I called my client into my office and sat her down. “Jane, have you ever seen this letter before?” She looked a little startled, but I could understand why. The letter was addressed to her former counsel and was over a year old. It was only a page long but she read it carefully. I waited. Then she read it again.
“No,” she replied, clearly confused.

I explained what had obviously happened; Ron had sent her lawyer an offer to settle and she had never sent it on to Jane. Which, by the way, was a violation of The Florida Bar rules, that require lawyers to communicate settlement offers to their clients.

Jane was appalled. I asked if she wanted to accept the offer, assuming that it was still available (which Ron had assured me that it was). “Oh, my, yes! I would have accepted it last year, had I known!”

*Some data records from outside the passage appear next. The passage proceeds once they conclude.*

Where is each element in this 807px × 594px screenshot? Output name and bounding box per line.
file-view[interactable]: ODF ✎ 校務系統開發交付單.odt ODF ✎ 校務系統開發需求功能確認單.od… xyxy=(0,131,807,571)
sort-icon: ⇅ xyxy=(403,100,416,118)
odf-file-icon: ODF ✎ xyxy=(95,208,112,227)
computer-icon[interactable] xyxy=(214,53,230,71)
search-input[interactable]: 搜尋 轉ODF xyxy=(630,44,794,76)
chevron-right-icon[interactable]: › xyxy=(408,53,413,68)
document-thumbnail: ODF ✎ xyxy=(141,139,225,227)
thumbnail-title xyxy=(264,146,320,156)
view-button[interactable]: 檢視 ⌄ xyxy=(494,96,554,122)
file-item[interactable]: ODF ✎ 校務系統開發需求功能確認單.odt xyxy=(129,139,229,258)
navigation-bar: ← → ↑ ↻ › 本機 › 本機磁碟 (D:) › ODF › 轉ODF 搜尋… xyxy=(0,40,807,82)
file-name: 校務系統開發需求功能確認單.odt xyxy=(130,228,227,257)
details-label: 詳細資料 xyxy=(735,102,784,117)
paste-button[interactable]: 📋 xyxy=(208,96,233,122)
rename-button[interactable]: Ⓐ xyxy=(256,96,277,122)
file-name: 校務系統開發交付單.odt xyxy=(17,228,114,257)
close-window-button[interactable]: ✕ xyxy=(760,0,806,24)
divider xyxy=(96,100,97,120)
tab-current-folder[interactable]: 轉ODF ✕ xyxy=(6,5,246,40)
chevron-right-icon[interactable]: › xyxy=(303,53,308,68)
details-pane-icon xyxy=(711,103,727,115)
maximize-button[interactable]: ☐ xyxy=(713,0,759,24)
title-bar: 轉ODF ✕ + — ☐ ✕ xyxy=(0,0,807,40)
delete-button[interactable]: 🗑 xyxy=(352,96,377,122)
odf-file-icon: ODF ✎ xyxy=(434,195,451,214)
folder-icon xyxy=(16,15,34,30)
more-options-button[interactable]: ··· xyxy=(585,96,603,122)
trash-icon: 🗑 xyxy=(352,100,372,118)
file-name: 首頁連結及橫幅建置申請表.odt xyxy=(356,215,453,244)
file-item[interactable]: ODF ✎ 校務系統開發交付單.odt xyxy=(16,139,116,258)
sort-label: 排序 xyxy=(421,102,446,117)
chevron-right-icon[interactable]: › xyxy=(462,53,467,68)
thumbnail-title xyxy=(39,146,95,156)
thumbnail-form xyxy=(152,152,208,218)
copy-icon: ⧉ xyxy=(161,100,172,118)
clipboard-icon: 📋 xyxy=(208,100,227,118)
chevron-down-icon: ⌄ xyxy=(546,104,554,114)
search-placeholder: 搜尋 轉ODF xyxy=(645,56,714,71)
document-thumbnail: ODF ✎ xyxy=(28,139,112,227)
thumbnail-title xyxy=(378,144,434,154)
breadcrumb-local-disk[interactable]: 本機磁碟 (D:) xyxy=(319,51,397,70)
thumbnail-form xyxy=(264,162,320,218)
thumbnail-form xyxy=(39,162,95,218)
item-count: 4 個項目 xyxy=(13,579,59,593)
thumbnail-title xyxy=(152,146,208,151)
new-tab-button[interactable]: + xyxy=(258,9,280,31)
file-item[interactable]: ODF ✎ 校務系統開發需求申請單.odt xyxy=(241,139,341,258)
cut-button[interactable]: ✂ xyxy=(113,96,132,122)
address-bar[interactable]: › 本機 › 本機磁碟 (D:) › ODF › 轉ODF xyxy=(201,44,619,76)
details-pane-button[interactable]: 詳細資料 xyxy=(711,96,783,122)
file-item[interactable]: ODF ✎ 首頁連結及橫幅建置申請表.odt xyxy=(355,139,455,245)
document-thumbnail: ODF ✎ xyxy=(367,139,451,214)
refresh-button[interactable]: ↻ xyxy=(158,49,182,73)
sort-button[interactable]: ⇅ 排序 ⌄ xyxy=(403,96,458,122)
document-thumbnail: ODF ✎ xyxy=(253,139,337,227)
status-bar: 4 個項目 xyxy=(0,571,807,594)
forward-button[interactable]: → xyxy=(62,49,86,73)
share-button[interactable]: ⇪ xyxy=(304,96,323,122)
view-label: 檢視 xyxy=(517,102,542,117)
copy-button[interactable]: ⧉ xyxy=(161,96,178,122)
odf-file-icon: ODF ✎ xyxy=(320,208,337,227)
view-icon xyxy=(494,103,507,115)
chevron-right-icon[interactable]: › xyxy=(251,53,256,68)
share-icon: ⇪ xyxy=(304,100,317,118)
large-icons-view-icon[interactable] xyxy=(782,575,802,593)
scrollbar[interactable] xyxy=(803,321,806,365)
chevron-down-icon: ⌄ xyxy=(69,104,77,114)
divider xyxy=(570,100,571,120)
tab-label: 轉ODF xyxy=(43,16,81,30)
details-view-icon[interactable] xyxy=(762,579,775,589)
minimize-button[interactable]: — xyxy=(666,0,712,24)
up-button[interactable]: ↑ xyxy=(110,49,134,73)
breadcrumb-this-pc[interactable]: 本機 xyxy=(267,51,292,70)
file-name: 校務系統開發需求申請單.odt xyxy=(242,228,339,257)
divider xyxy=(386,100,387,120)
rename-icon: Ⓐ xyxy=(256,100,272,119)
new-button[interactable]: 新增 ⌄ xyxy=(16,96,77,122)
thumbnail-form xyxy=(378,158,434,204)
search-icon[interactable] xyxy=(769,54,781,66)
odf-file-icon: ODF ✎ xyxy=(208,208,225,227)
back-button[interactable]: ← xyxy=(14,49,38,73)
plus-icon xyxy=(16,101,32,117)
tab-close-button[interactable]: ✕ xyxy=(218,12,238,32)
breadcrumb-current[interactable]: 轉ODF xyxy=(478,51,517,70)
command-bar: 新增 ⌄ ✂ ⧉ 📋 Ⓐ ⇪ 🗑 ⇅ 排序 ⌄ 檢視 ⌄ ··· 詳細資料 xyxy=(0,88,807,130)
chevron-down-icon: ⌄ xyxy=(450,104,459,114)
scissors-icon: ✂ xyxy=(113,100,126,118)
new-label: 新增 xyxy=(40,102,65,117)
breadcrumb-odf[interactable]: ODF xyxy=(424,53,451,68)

I settled Jane’s case. But that’s not where this story ends. Soon thereafter, a process server showed up at my house at 7:00 pm and served me with a third party complaint! Apparently, Jane had sued her erstwhile attorney for legal malpractice (“she had negligently failed to send me the settlement letter”). The lawyer then sued me, alleging that it was my fault that Jane had never received the settlement offer from Ron.

Anybody can sue anyone for anything.

I had to notify my legal malpractice insurance carrier of the lawsuit. My rate jumped from $8,000/year to $18,000 per year. For the next five years. I filed an answer to the complaint, and never had to do another thing; both Jane and her former lawyer were well aware that I had had nothing to do with the lawyer’s failure to forward the settlement offer.

In fact, she had done it on purpose. She is one of those family lawyers who prefers that the litigation continue for as long as possible; that’s how she makes her money.